Generally speaking the aim of active stock picking is to find companies that provide returns that are superior to the market average. And while active stock picking involves risks (and requires diversification) it can also provide excess returns. For example, long term LSL Property Services plc (LON:LSL) shareholders have enjoyed a 82% share price rise over the last half decade, well in excess of the market return of around 2.6% (not including dividends). On the other hand, the more recent gains haven't been so impressive, with shareholders gaining just 16% , including dividends .

Now it's worth having a look at the company's fundamentals too, because that will help us determine if the long term shareholder return has matched the performance of the underlying business.

See our latest analysis for LSL Property Services

To paraphrase Benjamin Graham: Over the short term the market is a voting machine, but over the long term it's a weighing machine. One imperfect but simple way to consider how the market perception of a company has shifted is to compare the change in the earnings per share (EPS) with the share price movement.

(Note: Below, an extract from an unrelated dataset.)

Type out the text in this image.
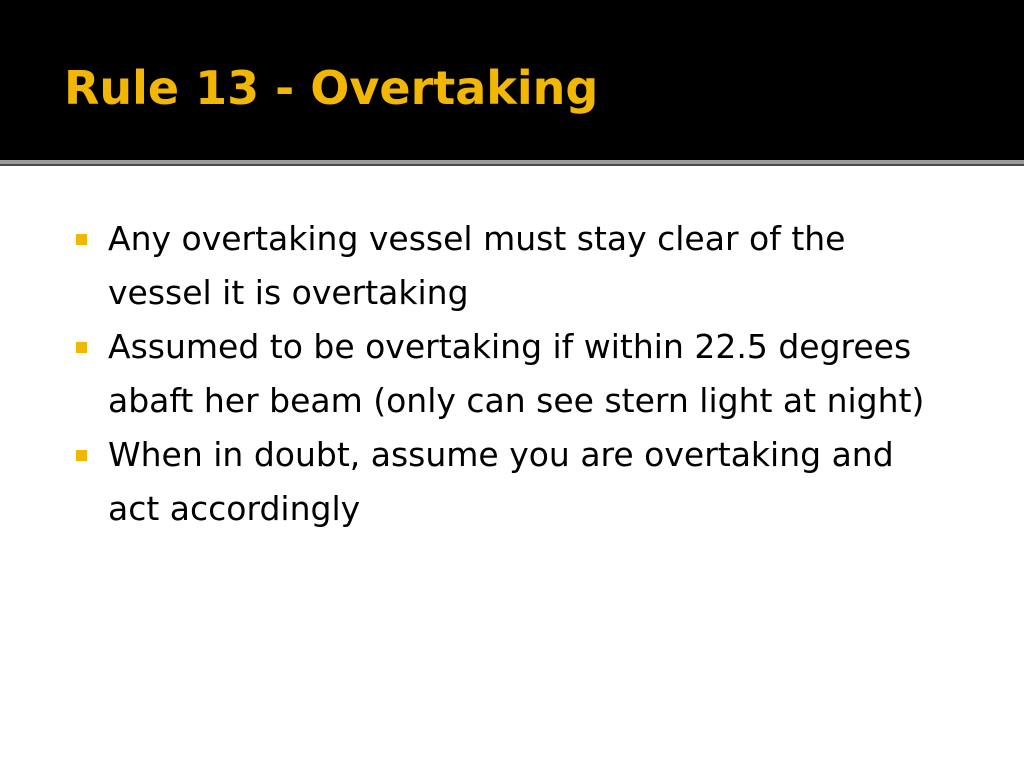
Rule 13 - Overtaking
Any overtaking vessel must stay clear of the vessel it is overtaking
Assumed to be overtaking if within 22.5 degrees abaft her beam (only can see stern light at night)
When in doubt, assume you are overtaking and act accordingly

During five years of share price growth, LSL Property Services achieved compound earnings per share (EPS) growth of 4.0% per year. This EPS growth is slower than the share price growth of 13% per year, over the same period. So it's fair to assume the market has a higher opinion of the business than it did five years ago. That's not necessarily surprising considering the five-year track record of earnings growth.

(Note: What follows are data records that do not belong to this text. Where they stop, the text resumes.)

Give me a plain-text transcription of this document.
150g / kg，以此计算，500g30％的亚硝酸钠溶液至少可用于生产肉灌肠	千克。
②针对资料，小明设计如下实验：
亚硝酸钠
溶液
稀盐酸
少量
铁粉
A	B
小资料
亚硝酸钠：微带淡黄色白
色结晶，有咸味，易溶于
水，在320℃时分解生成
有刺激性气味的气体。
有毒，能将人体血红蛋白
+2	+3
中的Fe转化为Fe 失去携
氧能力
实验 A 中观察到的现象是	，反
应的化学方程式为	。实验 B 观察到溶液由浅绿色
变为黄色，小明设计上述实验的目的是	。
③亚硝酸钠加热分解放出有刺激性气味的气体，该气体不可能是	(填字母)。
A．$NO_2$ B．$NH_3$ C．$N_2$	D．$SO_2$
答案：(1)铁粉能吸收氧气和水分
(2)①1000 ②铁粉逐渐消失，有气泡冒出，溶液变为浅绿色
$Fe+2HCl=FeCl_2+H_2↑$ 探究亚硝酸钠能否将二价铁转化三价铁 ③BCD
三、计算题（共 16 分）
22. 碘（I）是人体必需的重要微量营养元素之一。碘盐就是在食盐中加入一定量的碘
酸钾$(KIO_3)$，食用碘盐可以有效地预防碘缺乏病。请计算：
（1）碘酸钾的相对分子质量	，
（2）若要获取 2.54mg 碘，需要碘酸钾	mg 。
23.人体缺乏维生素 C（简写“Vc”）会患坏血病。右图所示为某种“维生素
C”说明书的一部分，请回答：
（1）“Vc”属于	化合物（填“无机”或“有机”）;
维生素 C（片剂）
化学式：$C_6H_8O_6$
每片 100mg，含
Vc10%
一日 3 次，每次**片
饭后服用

You can see below how EPS has changed over time (discover the exact values by clicking on the image).

earnings-per-share-growth
LSE:LSL Earnings Per Share Growth April 17th 2022

We know that LSL Property Services has improved its bottom line over the last three years, but what does the future have in store? You can see how its balance sheet has strengthened (or weakened) over time in this free interactive graphic.

What About Dividends?

When looking at investment returns, it is important to consider the difference between total shareholder return (TSR) and share price return. Whereas the share price return only reflects the change in the share price, the TSR includes the value of dividends (assuming they were reinvested) and the benefit of any discounted capital raising or spin-off. Arguably, the TSR gives a more comprehensive picture of the return generated by a stock. In the case of LSL Property Services, it has a TSR of 105% for the last 5 years. That exceeds its share price return that we previously mentioned. This is largely a result of its dividend payments!